Ryan Weber

Senior Research Advisor

Ryan is no longer working at Nordregio. For contact or more information please contact [email protected]

To help create more people-friendly and attractive cities, my research focuses on land use, service distribution, infrastructure and planning strategy in Nordic and European cities. In my everyday work, I lead two international research and collaboration projects, Social Green and REGINA, which focus on green building and local smart specialisation. I also work with urban planners to develop tools that support sustainable urban development initiatives by local and regional governments.

Academic qualifications
Msc Urban and Regional Planning, Stockholm University
BA Geography, Simon Fraser University, British Columbia, Canada

Languages
English
Swedish


Publications
Reardon, M., Weber, R. (2011) City Policies and Resource Efficiency, Journal of Nordregio, 2011, No.1

Ryan Weber‘s spatial story

City of glass

I come from a city recognized by and for its many unique spatial characteristics.

Surrounded by expansive ocean and mountains, perched Lions guard it from above.
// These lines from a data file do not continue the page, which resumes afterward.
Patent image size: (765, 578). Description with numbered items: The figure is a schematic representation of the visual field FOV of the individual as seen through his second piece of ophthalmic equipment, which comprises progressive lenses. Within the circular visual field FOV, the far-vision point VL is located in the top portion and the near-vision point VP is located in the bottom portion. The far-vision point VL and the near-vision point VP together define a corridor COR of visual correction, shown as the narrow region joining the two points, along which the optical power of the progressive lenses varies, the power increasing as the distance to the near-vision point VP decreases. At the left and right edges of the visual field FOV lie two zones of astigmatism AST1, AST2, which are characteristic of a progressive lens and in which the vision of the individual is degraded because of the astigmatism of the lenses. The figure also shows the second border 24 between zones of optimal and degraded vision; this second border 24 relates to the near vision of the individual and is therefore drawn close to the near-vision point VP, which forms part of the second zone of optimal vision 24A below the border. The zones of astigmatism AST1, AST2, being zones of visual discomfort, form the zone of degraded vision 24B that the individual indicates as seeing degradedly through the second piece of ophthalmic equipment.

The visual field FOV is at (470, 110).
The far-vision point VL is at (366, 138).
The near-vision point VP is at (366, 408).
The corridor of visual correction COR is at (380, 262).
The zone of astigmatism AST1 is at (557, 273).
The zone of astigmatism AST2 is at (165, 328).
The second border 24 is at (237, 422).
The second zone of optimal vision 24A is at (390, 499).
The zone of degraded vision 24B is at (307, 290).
And at the tip of a peninsula, a forested park doubles its footprint. As I turn my back to the downtown I see a foreground of beaches, seawalls and jetties that transition into the blue of the water, the green of the trees and the white of snow-capped mountains. It’s a brilliant contrast between the endlessness of the ocean and the protective comfort of the mountains.

Yet when I turn around I see bridges and roadways entering the cavernous corridors of a vertically oriented city – one with a density that rivals New York’s Lower Manhattan. This trait is partly the result of a demand for living and business space that far outweighs supply in such a bounded urban fabric. But it’s also a result of our patchwork society, much of which only recently emigrated from far more populous, far denser urban regions of the Far East.

But unlike the Nordic Capitals of Stockholm and Oslo, where high-rise development is a hotly debated political issue, skyscrapers in my hometown are embraced for their structural beauty. I think it’s because they provide an excellent contrast against our expansive water and hovering mountains. The result isn’t a hollowed out business district, it’s a “City of Glass” that overlooks urban neighborhoods with an acclaimed vibrancy both day and night. That’s my hometown.